Waka Waka For National Self Interest, Good Journalism, and Worship – The Garrett Ashley Mullet Show
My kids have been singing the 2010 FIFA World Cup song around the house as of late. Don’t ask me why. I’m not entirely sure. They say it has something to do with memes. In any event, this fact, regardless its causes, led me to look up the song and listen to it in full.
So here’s a fun fact for you: that same theme song for the international soccer tournament of a dozen years ago, Shakira’s “Waka Waka (This Time For Africa),” gets its name from a Pigeon Cameroonian way of saying “Do It,” as well as the host country and continent for the 2010 games, which just so happened to be South Africa.
But this has me thinking. Why is it okay to cheer on a country, or continent, when it comes to soccer tournaments, but it’s not considered okay to cheer it on for pursuing its perceived economic or national security interests?
And speaking of such pursuits, the G7 nations and the EU have agreed to place price caps on oil as a means to curb Russian profits. Never mind that price caps and ceilings do not work. Rather, they always create black markets, as well as artificial shortages and surpluses of goods. The brilliant minds of the world’s leading nations are just sure that the answer to the price of oil is not to just produce more of it in places like the United States.
While we’re on the topic of supply and demand, and what will or won’t be paid for, let’s consider the plight of journalism.
Meta has put out a statement that they may remove news entirely from the social media giant Facebook if the U.S. Congress passes a controversial piece of legislation related to news online.

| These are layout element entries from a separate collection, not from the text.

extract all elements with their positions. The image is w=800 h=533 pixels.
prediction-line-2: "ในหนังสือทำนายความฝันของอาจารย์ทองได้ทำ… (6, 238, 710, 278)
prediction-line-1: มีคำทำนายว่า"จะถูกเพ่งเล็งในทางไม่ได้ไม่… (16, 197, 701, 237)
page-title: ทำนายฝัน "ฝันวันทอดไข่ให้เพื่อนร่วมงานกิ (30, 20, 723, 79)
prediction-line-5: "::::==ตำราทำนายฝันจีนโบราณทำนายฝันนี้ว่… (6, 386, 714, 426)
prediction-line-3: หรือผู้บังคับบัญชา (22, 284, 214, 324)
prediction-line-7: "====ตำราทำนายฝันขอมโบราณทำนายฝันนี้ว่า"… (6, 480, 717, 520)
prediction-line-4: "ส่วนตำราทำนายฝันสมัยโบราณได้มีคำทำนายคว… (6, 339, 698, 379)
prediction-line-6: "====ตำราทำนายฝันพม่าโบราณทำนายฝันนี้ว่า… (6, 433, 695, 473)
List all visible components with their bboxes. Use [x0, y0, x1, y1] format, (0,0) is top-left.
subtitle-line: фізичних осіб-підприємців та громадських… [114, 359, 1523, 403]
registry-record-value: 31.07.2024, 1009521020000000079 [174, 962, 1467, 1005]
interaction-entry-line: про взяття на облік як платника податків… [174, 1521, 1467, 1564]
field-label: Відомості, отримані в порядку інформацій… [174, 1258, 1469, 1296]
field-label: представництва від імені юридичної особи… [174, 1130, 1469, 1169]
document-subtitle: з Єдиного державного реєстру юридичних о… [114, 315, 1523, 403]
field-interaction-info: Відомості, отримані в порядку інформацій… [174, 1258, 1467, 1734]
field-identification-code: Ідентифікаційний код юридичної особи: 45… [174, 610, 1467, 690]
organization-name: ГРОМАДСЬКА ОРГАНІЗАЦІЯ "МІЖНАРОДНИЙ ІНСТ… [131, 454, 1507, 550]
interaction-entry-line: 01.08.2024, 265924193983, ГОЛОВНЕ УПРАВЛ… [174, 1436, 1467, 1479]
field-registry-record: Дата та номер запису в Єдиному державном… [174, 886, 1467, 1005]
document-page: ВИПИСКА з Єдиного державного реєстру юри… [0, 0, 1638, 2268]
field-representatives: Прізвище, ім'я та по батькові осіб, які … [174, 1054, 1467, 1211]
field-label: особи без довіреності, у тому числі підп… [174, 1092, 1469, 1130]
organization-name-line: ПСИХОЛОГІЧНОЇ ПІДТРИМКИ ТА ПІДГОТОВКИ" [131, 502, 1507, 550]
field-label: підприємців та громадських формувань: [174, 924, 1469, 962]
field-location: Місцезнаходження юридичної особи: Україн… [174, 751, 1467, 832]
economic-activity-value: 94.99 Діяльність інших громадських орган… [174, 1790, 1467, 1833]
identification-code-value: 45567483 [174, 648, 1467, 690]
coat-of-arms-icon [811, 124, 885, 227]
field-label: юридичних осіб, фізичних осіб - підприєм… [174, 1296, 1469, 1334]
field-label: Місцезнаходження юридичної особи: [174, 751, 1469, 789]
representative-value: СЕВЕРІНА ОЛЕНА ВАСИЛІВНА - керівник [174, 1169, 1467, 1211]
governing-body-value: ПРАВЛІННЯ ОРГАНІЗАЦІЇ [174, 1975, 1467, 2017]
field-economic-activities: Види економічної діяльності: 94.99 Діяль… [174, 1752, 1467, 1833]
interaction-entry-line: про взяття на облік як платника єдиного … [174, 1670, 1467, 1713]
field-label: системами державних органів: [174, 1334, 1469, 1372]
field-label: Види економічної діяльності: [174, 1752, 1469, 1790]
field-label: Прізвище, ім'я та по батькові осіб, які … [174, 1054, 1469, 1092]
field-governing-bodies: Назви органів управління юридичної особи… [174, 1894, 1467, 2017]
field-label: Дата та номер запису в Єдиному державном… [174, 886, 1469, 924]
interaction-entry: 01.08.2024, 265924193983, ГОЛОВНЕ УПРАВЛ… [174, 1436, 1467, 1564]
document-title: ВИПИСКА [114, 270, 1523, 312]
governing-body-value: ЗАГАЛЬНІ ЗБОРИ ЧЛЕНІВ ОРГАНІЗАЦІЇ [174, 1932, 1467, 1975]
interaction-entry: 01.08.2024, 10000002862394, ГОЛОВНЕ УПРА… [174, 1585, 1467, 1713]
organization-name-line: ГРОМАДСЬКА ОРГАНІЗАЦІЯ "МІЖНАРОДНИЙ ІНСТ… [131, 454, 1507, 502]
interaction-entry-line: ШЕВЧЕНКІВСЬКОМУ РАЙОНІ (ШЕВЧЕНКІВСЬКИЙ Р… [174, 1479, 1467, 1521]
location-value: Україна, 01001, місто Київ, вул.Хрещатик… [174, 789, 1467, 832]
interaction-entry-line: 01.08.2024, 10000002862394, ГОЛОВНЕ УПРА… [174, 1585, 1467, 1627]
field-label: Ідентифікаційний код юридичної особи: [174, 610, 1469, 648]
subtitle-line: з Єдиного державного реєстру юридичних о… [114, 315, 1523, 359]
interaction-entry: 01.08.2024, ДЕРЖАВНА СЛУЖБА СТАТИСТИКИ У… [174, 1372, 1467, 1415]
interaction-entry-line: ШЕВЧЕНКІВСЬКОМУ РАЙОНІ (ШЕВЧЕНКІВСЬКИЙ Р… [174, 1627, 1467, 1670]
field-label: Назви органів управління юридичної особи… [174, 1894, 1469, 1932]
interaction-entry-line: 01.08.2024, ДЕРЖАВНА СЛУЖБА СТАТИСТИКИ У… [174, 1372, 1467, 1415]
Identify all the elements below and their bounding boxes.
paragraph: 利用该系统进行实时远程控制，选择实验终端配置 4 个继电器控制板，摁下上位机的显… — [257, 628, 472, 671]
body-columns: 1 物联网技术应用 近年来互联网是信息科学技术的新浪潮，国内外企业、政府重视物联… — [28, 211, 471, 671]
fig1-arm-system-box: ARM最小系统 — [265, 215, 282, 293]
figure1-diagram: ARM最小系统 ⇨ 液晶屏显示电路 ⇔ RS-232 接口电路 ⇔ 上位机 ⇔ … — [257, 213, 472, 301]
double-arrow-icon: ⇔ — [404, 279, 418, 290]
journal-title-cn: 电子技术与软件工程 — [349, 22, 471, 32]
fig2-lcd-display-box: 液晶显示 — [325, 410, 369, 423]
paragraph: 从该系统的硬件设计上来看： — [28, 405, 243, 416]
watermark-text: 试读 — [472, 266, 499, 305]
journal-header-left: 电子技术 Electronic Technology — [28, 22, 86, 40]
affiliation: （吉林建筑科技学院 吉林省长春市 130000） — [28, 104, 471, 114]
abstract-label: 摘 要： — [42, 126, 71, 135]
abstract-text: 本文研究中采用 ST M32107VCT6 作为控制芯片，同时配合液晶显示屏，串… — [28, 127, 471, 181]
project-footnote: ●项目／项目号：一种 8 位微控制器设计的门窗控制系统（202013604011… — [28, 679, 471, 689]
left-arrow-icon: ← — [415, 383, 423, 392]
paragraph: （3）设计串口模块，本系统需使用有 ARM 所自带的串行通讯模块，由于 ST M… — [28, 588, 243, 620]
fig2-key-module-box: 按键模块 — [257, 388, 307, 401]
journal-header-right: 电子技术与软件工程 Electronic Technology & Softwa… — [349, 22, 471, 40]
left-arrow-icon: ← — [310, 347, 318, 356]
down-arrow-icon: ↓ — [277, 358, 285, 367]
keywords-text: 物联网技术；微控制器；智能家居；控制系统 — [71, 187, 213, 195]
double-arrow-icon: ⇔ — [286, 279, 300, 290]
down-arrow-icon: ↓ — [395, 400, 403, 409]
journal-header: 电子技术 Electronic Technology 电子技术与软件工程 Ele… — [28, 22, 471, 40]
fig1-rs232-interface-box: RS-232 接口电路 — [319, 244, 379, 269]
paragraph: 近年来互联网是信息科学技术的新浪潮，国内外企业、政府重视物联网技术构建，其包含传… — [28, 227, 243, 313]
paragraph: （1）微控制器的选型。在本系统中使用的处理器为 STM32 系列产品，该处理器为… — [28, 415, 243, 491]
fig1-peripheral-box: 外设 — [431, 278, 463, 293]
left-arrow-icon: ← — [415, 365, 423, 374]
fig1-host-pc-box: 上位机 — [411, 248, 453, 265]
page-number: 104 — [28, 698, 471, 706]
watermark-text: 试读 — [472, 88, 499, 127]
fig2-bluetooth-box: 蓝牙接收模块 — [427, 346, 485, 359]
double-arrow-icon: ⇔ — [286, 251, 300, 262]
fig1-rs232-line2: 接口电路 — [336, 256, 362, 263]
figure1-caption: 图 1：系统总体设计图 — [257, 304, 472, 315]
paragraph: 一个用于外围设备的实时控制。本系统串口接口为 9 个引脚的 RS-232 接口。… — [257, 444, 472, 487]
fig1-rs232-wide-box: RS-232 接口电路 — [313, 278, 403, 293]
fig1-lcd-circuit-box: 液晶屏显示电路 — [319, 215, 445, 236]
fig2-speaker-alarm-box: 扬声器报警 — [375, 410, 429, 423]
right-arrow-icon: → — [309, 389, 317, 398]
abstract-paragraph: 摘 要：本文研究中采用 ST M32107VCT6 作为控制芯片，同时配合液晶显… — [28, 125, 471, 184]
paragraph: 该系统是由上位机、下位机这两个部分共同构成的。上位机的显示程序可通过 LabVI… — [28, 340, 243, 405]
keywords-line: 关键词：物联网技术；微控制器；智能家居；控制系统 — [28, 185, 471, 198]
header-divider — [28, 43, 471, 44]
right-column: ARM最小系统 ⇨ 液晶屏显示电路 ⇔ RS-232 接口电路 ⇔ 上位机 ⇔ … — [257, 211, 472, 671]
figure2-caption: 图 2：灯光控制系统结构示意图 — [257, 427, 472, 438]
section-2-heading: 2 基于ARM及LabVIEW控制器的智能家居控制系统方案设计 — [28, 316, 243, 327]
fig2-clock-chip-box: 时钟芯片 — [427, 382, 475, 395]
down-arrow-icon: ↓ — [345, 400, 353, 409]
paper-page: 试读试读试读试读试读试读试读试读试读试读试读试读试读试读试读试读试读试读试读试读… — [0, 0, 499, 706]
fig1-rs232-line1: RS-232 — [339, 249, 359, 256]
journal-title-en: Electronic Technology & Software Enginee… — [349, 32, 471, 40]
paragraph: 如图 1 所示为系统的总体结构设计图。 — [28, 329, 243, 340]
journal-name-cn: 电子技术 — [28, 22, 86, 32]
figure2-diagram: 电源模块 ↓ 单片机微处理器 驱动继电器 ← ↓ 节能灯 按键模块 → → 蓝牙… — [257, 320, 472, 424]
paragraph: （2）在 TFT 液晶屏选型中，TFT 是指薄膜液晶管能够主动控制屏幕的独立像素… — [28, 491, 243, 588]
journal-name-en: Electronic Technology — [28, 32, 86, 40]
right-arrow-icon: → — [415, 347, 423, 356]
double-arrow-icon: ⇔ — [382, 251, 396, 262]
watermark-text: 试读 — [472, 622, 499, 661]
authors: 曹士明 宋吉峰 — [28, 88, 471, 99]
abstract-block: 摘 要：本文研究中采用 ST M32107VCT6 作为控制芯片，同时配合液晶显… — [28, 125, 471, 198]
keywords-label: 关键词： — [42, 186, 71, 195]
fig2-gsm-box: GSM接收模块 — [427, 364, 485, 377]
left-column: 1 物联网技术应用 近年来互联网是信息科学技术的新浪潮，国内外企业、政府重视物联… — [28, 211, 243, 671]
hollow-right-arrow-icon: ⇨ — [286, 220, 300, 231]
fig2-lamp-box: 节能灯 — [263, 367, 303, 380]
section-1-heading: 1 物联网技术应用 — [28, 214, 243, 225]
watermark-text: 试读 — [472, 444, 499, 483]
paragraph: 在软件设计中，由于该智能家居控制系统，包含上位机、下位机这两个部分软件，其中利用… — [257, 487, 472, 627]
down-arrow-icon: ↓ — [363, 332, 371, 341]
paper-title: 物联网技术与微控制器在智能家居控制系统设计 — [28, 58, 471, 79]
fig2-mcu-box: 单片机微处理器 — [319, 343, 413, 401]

Apparently, the house that Zuckerberg built is unenthusiastic about being required to compensate corporate media cartels for links shared. That, or, as I regard more likely, this is a backdoor for still more Big Tech censorship of the kind that Twitter has just recently been both stopping and exposing in-house, to much Leftist consternation, at the behest of Elon Musk, an African-American.
As Douglas Murray and Matt Taibbi successfully argue in the most recent episode of the Munk Debates, ‘Don’t trust mainstream media.’
The reason being that Democrats in the U.S., as well as Leftists around the world, have consistently found safe harbor in the American corporate media. And this is in large part due to excessive consolidation and centralization as it is, as well as rather cozier relationships between governments and the journalists who are supposed to be providing oversight of them than is proper for the as-claimed objectivity and neutrality these outlets purport they operate in pursuit of.
In closing, our corporate media could take more cues from the Georgia sheepdog who recently fought and killed eight coyotes in an epic defense of his owner and sheep. Yet the way our establishment news outlets carry on, they’d sooner protect the coyotes than the sheep in many cases.
The sheep smell bad and the coyotes pay better, it would seem.